昔、通ってた絵画教室。午後5時をすぎると先生が夕飯をつくりだす。夕方、いい匂いが部屋中に広がっていた。できたてをたまにお裾分けしてもらってたのだけど、低学年の子たちは早いうちに帰ってしまっていて描くのが遅いわたしはいつも暗くなるまで残っていた。窓の外が見えなくなる、そのくらいの時間から大人たちがどんどん来て、その中に1人ぽつんといた。かなり大きなキャンバスに絵を書いていたから、嫌でも大人たちに見られて「中学生でたいしたもんだ。」なんてお世辞を背中で聞きながらなんとなく悔しくて泣きそうになる。見られている時に描くのがすごく嫌で、考えることがないのに考えている素振りをしながら手元の絵の具を意味もなく混ぜると、それはいつも曖昧な色になった。本当に愛想のない子どもだったと思う。いつか先生がくれた温かい卵の煮付け。その時も大人の話し声を背中で感じていたけれど聞こえないふりをしながら食べた。

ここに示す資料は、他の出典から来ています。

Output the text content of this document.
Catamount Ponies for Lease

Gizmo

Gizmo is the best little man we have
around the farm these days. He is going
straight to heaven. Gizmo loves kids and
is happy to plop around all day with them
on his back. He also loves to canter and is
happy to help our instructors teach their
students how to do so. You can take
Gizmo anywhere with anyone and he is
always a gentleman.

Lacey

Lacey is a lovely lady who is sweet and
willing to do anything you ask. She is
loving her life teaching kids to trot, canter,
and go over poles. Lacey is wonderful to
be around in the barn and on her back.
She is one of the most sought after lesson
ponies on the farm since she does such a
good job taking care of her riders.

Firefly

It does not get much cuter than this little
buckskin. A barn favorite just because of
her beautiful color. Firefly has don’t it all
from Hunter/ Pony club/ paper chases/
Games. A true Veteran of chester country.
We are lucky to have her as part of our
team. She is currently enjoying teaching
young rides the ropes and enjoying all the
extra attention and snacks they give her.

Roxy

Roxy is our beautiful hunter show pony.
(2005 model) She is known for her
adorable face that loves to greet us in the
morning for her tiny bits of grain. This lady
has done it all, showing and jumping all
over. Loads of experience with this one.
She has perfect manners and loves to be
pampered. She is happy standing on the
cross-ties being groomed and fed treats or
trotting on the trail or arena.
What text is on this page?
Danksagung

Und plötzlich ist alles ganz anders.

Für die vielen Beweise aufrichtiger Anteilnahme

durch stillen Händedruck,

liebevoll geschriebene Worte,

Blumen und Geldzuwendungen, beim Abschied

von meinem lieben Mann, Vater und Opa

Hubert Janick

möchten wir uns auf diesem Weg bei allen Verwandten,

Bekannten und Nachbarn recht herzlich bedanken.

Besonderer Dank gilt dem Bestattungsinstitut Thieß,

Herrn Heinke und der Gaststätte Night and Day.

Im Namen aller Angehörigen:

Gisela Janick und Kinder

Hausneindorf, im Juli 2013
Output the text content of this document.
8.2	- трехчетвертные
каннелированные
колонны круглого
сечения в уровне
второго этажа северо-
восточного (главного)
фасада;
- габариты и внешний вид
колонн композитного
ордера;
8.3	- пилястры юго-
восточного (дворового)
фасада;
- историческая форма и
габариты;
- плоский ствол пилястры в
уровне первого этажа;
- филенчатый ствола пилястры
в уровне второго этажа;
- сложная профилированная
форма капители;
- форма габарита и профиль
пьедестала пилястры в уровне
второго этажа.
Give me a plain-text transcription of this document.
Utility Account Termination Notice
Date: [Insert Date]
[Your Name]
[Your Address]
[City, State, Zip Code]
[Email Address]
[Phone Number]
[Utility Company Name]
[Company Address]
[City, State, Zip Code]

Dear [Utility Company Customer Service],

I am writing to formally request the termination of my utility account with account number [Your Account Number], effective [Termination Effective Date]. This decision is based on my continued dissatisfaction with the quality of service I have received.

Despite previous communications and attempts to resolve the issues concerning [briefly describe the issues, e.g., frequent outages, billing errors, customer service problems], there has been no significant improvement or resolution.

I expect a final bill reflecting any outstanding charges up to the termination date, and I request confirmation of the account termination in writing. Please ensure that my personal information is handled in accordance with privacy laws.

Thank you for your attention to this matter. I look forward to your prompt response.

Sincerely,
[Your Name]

味がしなかった。

植物や動物の図鑑を開いたときの、あの埃まみれの棚、真っ黒の服しか着ない先生の、太った犬の濡れた鼻、夕方につくりはじめる夕飯の、大人たちが談笑する飲んだことのないコーヒー。さようならを言うことすら躊躇っていたから時間が過ぎただけで、色を重ねても重ねてもその絵がよくなることなんかなくて、誰か言ってくれればいいのにって思ったけれど、そうだ、わたしは聞こえないふりをするのが上手くなっていた。残っているのは意味もなく混ぜた曖昧な色と、『まぼろし』『ゆくえ』などといった曖昧なタイトルの絵だけだった。

見上げた黄色い壁の階段をあがり、鍵のかかっていない扉の前で、いつもの犬の鳴き声と油絵の具の匂いがする。わたしは溜息をついて、やはり何も言わずに扉を開けてしまうんだ。